Quantum-encrypted satellite communications, super-fast WiFi and NASA’s upcoming Moon missions could all benefit from technology developed by ICRAR’s Astrophotonics Group.
Apollo 17 astronaut and geologist Harrison “Jack” Schmitt on the surface of the Moon in 1972. (Credit: NASA)
When NASA’s Artemis missions touch down on the Moon, they will carry the first woman and the first person of colour to land on the lunar surface.
And ICRAR’s Astrophotonics Group want their technology to bring high-resolution footage of the astronauts to Earth.
The team are at the forefront of research into optical communications, an emerging technology expected to revolutionise data transfer from space.
“Most current space communications rely on radio waves—it’s the same technology that brought us the grainy footage of Neil Armstrong when the Apollo 11 mission landed on the Moon in 1969,” says Dr Sascha Schediwy, who leads the Astrophotonics Group.
“Free-space laser communications has several advantages over radio, including significantly faster data rates and hack-proof data transfer.”
“It’s the next-generation of space communications, and it’s likely to be how we’ll see high-definition footage of the first woman to walk on the Moon.”
Lessons From The World’s Largest Radio Telescope
The Astrophotonics Group is helping to enhance optical communications through the development of ‘phase stabilisation’ technology.
Members of ICRAR’s Astrophotonics group visiting CNES colleagues in Toulouse, France.
It allows laser signals to be sent from one point to another without interference from the atmosphere.
ICRAR physicist Dr David Gozzard says the technology builds on the team’s experience developing a phase synchronisation system for the Square Kilometre Array (SKA), the world’s largest radio telescope.
The group have been selected to manufacture the telescope’s synchronisation system at the University of Western Australia.
“The SKA technology we developed was for stabilisation of laser links through fibre optic cable,” Dr Gozzard says.
“But we need to do the same thing through the atmosphere, because the atmosphere contains turbulent pockets of hotter and colder air.”
These pockets of turbulence have a different refractive index, meaning light takes different amounts of time to propagate through it.
It messes with the precise timing signals required for laser communications.
“So this stabilisation technology we developed for the SKA, we’re now translating that to go to do the same thing for the atmosphere,” Dr Gozzard says.
The stabilisation technology could be adapted for other radio telescopes in the future, such as the next generation Very Large Array (ngVLA) in the United States.
Industry Links
Dr Schediwy said the group’s technology could help increase the data rate from satellites to ground by orders of magnitude.

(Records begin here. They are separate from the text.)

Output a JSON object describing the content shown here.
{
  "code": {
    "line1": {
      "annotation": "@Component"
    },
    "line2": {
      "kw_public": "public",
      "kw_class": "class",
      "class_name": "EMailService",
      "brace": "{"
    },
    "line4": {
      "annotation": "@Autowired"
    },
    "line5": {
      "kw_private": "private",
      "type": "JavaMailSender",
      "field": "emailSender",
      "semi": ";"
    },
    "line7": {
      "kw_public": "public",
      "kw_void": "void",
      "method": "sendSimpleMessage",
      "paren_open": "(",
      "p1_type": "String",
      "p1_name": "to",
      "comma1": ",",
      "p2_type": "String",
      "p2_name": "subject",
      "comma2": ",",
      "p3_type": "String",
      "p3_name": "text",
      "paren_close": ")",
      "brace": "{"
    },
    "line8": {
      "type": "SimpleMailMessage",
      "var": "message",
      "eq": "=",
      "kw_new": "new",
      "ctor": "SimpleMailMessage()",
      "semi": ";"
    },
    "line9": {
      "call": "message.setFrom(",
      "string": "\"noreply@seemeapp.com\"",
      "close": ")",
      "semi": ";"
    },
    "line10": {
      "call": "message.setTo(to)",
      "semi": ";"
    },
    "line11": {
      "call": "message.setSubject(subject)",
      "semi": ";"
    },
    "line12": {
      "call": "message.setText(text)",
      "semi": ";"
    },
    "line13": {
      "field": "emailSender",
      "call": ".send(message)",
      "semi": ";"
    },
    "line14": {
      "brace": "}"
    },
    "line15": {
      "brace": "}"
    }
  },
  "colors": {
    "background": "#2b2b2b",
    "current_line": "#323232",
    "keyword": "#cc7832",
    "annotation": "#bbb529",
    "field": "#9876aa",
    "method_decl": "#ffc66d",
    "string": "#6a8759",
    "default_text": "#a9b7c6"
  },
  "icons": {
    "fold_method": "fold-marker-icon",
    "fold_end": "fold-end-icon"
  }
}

“The next generation of big data-gathering satellites would be able to get critical information to the ground faster,” he says.
In 2021, the Astrophotonics Group set a world record for the most stable transmission of a laser signal through the atmosphere, together with researchers from the French National Centre for Space Studies (CNES) and the French metrology lab Systèmes de Référence Temps-Espace (SYRTE) at Paris Observatory.

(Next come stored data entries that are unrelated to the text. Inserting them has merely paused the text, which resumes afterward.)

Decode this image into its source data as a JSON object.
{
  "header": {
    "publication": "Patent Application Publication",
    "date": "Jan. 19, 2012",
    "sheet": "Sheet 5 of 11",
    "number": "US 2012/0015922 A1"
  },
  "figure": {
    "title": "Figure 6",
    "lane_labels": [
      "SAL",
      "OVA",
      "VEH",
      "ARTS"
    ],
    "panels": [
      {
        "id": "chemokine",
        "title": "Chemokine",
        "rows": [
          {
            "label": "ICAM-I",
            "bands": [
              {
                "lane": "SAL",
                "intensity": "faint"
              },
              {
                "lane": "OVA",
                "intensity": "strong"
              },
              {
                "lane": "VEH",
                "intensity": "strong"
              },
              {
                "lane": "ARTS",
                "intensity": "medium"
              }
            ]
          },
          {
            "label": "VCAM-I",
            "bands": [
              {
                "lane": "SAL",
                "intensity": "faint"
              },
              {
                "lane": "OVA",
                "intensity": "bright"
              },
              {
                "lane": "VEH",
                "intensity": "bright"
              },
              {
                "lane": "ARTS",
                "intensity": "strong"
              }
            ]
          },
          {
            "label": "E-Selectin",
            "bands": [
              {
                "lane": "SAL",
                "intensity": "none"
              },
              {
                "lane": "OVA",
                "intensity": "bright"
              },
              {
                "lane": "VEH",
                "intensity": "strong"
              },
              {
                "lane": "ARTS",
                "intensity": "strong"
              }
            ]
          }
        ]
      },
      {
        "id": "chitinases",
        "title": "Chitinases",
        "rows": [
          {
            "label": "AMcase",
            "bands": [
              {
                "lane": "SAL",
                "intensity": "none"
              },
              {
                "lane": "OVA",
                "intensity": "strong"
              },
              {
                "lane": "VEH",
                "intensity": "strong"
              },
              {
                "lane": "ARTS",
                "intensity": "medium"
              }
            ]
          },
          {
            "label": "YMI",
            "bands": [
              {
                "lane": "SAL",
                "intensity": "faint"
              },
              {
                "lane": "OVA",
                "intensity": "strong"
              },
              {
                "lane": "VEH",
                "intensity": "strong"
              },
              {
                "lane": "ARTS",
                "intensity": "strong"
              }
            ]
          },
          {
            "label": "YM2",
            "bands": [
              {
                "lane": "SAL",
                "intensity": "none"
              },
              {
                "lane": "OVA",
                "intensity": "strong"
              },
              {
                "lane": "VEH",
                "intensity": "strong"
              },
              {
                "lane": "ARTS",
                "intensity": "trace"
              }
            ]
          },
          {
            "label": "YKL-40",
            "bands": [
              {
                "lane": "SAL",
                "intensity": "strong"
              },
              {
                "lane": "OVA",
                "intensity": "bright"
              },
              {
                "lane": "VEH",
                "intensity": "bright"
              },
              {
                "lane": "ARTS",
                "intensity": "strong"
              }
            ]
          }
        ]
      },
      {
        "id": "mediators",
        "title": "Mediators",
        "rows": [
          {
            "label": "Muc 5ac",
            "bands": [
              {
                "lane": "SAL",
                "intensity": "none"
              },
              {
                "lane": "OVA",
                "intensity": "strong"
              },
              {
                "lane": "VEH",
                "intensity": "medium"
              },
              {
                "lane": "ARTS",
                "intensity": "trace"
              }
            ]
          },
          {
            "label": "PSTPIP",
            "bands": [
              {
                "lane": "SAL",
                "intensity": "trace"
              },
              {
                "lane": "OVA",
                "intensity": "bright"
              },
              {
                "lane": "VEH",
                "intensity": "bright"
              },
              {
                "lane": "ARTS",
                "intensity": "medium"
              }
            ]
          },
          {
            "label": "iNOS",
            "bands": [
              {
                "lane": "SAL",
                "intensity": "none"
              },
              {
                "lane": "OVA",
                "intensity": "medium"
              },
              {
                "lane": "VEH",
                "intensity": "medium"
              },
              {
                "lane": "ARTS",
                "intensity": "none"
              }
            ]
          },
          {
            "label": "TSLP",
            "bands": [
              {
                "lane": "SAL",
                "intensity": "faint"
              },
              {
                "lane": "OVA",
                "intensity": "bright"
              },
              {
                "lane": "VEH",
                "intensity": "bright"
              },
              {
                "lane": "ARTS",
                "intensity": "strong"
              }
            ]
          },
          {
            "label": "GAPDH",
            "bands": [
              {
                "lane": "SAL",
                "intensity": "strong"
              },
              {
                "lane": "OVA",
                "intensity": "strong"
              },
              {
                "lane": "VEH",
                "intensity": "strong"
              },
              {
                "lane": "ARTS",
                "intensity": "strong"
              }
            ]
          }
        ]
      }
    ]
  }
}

Part of a circuit board for the synchronisation system that will be used for South Africa’s SKA telescope, SKA-Mid.
Dr Gozzard says laser links can also be used for experiments in fundamental physics, including testing Einstein’s theory of general relativity and searching for dark matter.
And the technology’s precise measurements have other practical uses in earth science and geophysics.

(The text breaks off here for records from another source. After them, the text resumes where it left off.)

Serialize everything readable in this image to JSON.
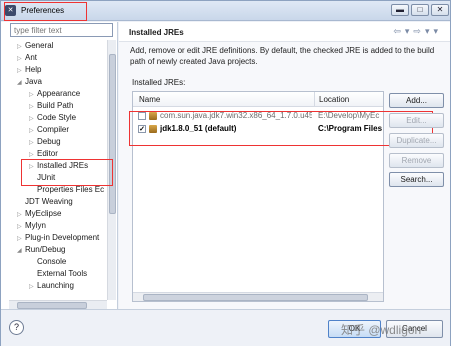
{
  "window": {
    "title": "Preferences",
    "filter_placeholder": "type filter text"
  },
  "tree": [
    {
      "label": "General",
      "arrow": "▷"
    },
    {
      "label": "Ant",
      "arrow": "▷"
    },
    {
      "label": "Help",
      "arrow": "▷"
    },
    {
      "label": "Java",
      "arrow": "◢"
    },
    {
      "label": "Appearance",
      "arrow": "▷"
    },
    {
      "label": "Build Path",
      "arrow": "▷"
    },
    {
      "label": "Code Style",
      "arrow": "▷"
    },
    {
      "label": "Compiler",
      "arrow": "▷"
    },
    {
      "label": "Debug",
      "arrow": "▷"
    },
    {
      "label": "Editor",
      "arrow": "▷"
    },
    {
      "label": "Installed JREs",
      "arrow": "▷"
    },
    {
      "label": "JUnit",
      "arrow": ""
    },
    {
      "label": "Properties Files Ec",
      "arrow": ""
    },
    {
      "label": "JDT Weaving",
      "arrow": ""
    },
    {
      "label": "MyEclipse",
      "arrow": "▷"
    },
    {
      "label": "Mylyn",
      "arrow": "▷"
    },
    {
      "label": "Plug-in Development",
      "arrow": "▷"
    },
    {
      "label": "Run/Debug",
      "arrow": "◢"
    },
    {
      "label": "Console",
      "arrow": ""
    },
    {
      "label": "External Tools",
      "arrow": ""
    },
    {
      "label": "Launching",
      "arrow": "▷"
    }
  ],
  "page": {
    "title": "Installed JREs",
    "description": "Add, remove or edit JRE definitions. By default, the checked JRE is added to the build path of newly created Java projects.",
    "list_label": "Installed JREs:",
    "col_name": "Name",
    "col_location": "Location",
    "rows": [
      {
        "name": "com.sun.java.jdk7.win32.x86_64_1.7.0.u45",
        "location": "E:\\Develop\\MyEc",
        "checked": "",
        "default": false
      },
      {
        "name": "jdk1.8.0_51 (default)",
        "location": "C:\\Program Files",
        "checked": "✓",
        "default": true
      }
    ]
  },
  "buttons": {
    "add": "Add...",
    "edit": "Edit...",
    "duplicate": "Duplicate...",
    "remove": "Remove",
    "search": "Search..."
  },
  "footer": {
    "help": "?",
    "ok": "OK",
    "cancel": "Cancel",
    "watermark": "知乎 @wdligon"
  },
  "colors": {
    "highlight_border": "#ee3333",
    "title_bar": "#c9d7ea"
  }
}
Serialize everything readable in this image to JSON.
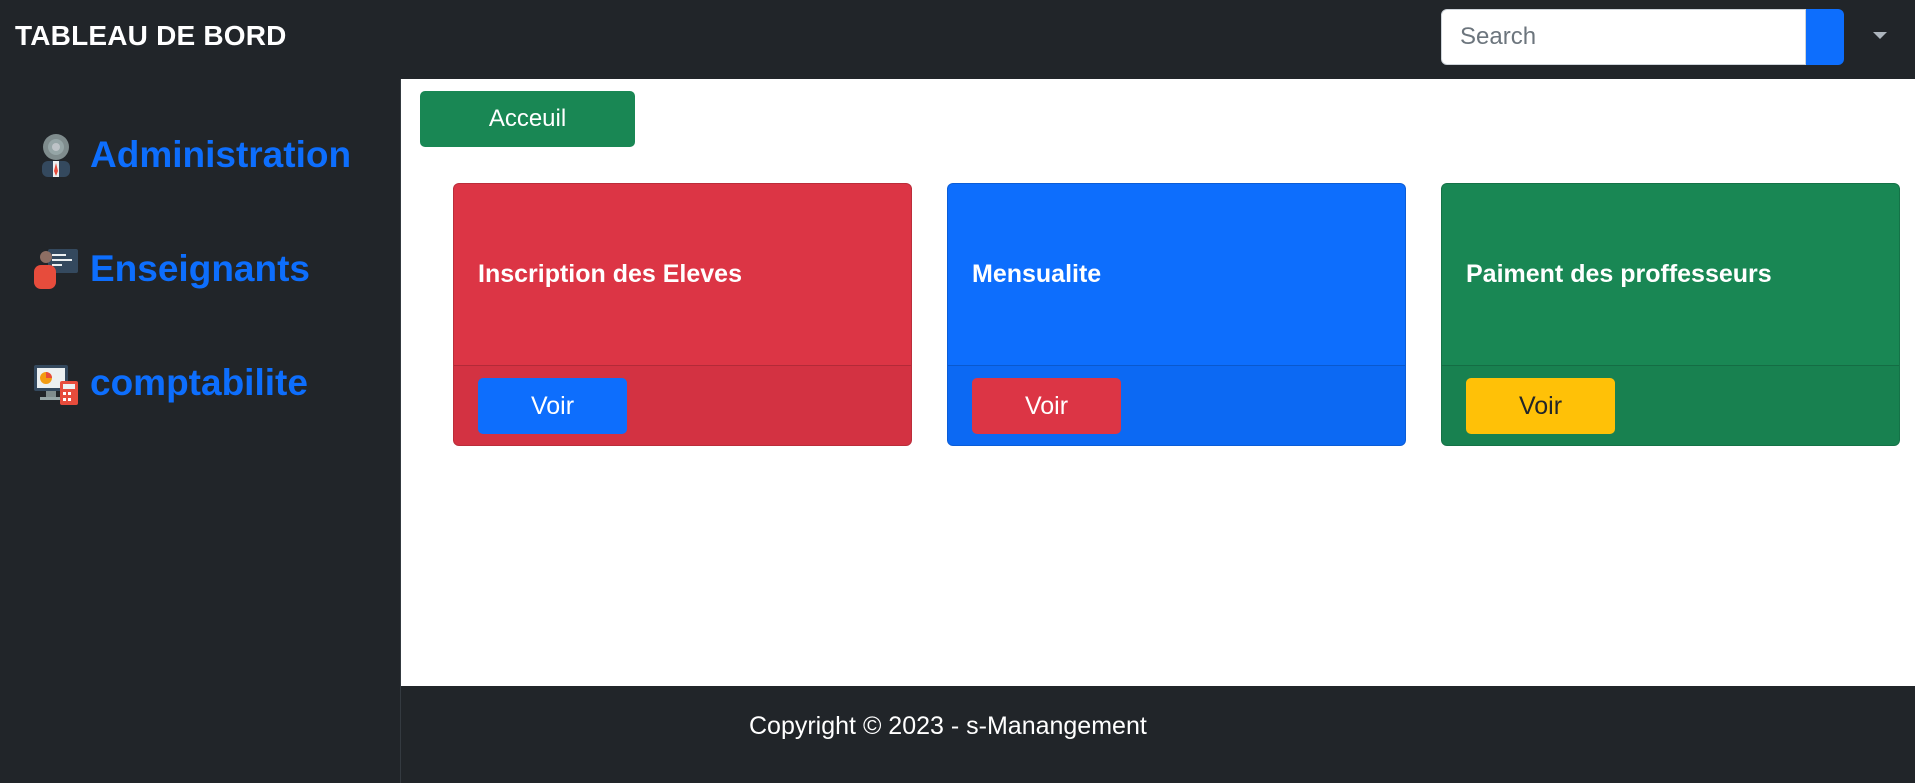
{
  "header": {
    "brand": "TABLEAU DE BORD",
    "search_placeholder": "Search"
  },
  "sidebar": {
    "items": [
      {
        "label": "Administration",
        "icon": "admin-gear-person-icon"
      },
      {
        "label": "Enseignants",
        "icon": "teacher-board-icon"
      },
      {
        "label": "comptabilite",
        "icon": "accounting-monitor-calculator-icon"
      }
    ]
  },
  "main": {
    "home_button": "Acceuil",
    "cards": [
      {
        "title": "Inscription des Eleves",
        "button": "Voir",
        "color": "#dc3545",
        "button_color": "#0d6efd"
      },
      {
        "title": "Mensualite",
        "button": "Voir",
        "color": "#0d6efd",
        "button_color": "#dc3545"
      },
      {
        "title": "Paiment des proffesseurs",
        "button": "Voir",
        "color": "#198754",
        "button_color": "#ffc107"
      }
    ]
  },
  "footer": {
    "text": "Copyright © 2023 - s-Manangement"
  }
}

It could also contribute to the development of the ‘quantum internet’—secure global data transmission using quantum-key distribution via optical links to quantum satellites.
The Astrophotonics Group has funding from SmartSat CRC to develop optical communications technology, together with industry partners satellite manufacturer Thales Alenia Space satellite communications specialist Goonhilly Earth Station.
Kevin Choung working in the Astrophotonics lab at ICRAR/UWA.
And the team is collaborating with Fugro to use SpAARC, a world-class facility for remote and autonomous operations in space and other harsh environments, including mine sites.
Mission To The Moon
In 2020, the Astrophotonics Group partnered with the ARC Centre of Excellence for Engineered Quantum Systems (EQUS) and Goonhilly Earth Station to build the first optical communications ground station in the Southern Hemisphere.
The advanced communications ground station, installed at The University of Western Australia, will be capable of receiving data from spacecraft anywhere between low-Earth orbit and the surface of the Moon.
Dr Gozzard says there are more satellites generating more data than ever before, and were fast running out of radio bandwidth to get that information to the ground.
“We’ve got Elon Musk wanting to lob tens of thousands of satellites into orbit,” he says.
“We’ve got weather monitoring satellites, earth monitoring satellites, bushfire and disaster response satellites, space probes, communication satellites, GPS, and everything else that’s up there.
“And not only are we getting more satellites, they’re getting more sophisticated—their cameras are getting higher resolution, their other sensors are getting higher quality.”
The optical communications station could also support several ground-breaking space projects, including the Artemis missions.
“That would be really exciting,” Dr Gozzard says.
“In the group we’re all fans of The Dish movie, so we want the second movie to be about us.”